Edey lists some recommendations to deal with the above list of causes and comments that ‘there is a lot of work coming from the international regulatory bodies that’s still to be completed. By that, I mean work that groups like the Basel Committee have started but not yet finished, and also areas where the Australian regulators have work to do in determining our response to the new international standards’.
He also notes that the Basel II ‘reforms’ introduced in 2008 failed to prevent the Global Financial Crisis. I have yet to hear of one regulator who lost his job because of this, but I guess job security is what global econocrats mainly play for.
Remaining matters discussed in some detail include ‘The Liquidity Standard’, ‘The Counter-cyclical Capital Buffer’, ‘Systemically Important Banks’, ‘Is There Too Much Internationalisation?’ and ‘Supervision and Lending Standards’.
Mr Edey’s ‘Endpiece’ touches on the RBA’s Financial Stability Report released today. (Here is a link
http://www.rba.gov.au/publications/fsr/index.html)
In summary, and acknowledging the various recent adverse events and ongoing risks and uncertainties: ‘Australian banks are in good shape, and they came through the crisis profitable and well capitalised. They have strengthened their liquidity positions and their use of deposit funding. Australian businesses have reduced their gearing. Households have raised their saving rates.
Looking ahead: ‘… it seems unlikely that we’ll be going back to the days of consistent double-digit growth in credit that we saw in the pre-crisis years. That growth was driven in part by factors that can’t be repeated – the deregulation of the financial system in the 1980s, and the transition to low inflation in the 1990s.

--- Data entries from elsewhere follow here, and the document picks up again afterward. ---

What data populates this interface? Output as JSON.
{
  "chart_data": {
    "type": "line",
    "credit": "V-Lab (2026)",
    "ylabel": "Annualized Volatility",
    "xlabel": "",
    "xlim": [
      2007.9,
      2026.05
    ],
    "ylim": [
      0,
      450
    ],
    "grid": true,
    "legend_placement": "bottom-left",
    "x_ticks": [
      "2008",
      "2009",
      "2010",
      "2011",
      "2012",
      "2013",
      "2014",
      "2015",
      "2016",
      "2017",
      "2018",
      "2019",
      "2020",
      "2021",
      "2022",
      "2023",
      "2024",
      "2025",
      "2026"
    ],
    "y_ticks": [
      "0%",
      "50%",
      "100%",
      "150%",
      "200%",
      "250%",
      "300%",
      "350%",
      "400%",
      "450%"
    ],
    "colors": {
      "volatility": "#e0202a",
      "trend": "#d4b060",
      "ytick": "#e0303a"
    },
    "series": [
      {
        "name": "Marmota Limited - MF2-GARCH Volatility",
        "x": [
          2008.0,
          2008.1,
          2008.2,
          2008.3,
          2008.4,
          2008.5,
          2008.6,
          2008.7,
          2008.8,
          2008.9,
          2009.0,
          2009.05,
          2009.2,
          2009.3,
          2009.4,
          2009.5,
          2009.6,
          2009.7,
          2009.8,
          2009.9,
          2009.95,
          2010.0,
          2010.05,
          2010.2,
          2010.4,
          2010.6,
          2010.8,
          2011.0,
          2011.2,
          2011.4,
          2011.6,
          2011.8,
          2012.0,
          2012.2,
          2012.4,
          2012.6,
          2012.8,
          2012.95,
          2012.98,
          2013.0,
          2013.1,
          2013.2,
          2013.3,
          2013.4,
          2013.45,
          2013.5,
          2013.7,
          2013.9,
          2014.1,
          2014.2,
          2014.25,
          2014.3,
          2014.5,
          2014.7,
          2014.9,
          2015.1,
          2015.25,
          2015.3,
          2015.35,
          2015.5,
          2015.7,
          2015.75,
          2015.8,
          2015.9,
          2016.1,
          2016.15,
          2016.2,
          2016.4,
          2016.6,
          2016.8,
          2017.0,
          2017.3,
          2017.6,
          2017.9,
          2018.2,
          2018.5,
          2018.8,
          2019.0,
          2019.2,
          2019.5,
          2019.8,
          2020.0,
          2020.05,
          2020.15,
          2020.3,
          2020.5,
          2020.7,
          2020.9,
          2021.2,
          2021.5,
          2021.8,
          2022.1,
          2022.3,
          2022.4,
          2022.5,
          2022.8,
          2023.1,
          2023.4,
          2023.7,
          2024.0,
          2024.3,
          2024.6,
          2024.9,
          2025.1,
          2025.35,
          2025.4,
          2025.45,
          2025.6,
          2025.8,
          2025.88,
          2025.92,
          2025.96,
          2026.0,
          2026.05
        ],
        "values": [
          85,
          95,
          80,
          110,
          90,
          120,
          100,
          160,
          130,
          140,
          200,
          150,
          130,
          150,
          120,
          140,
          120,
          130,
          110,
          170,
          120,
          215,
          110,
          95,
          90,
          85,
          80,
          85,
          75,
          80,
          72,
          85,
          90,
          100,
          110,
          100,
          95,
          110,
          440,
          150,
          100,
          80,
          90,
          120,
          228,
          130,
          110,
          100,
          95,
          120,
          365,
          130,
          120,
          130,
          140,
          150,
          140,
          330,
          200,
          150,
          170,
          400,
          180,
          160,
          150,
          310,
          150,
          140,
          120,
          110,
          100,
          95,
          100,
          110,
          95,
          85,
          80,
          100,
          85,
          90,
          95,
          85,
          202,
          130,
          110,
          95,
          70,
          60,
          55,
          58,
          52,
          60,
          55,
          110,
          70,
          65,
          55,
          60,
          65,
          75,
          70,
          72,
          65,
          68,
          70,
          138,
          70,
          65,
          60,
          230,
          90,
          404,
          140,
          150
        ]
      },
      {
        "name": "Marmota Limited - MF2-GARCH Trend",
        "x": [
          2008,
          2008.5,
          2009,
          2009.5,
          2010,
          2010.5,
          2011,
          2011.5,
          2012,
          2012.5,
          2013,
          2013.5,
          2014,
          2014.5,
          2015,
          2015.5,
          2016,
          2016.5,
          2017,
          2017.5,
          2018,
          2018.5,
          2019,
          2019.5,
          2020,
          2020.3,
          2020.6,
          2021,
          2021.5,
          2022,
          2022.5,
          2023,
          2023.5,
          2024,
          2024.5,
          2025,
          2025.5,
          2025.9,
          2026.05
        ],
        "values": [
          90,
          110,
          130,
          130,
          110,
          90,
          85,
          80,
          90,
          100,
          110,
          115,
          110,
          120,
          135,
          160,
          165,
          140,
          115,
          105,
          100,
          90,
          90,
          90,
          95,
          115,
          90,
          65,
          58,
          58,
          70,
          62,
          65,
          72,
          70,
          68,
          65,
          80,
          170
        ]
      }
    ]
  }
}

In the post-crisis environment, borrowers and investors are more cautious than they were, both at home and abroad. That’s likely to mean less demand for leverage and less growth in private balance sheets, even when the economy itself is growing strongly. If those trends continue, I think it will be good for financial stability, but it will also mean that our lending institutions have to get used to lower rates of expansion than were typical in the pre-crisis years’.
No doubt there will be more prudent behaviour by most individuals, companies and banks in the next few years, perhaps even for a decade or two – allowing the new rules to be cemented in place.
But the lesson of history is that unsustainable booms recur, and in the past thirty or forty years asset booms and busts have been occurring more often and with greater volatility.
What a pity that our international econocrats have not (so far as we know) squarly faced the issue of the poor culture that is a prime cause of this dangerous and repetitive set of events.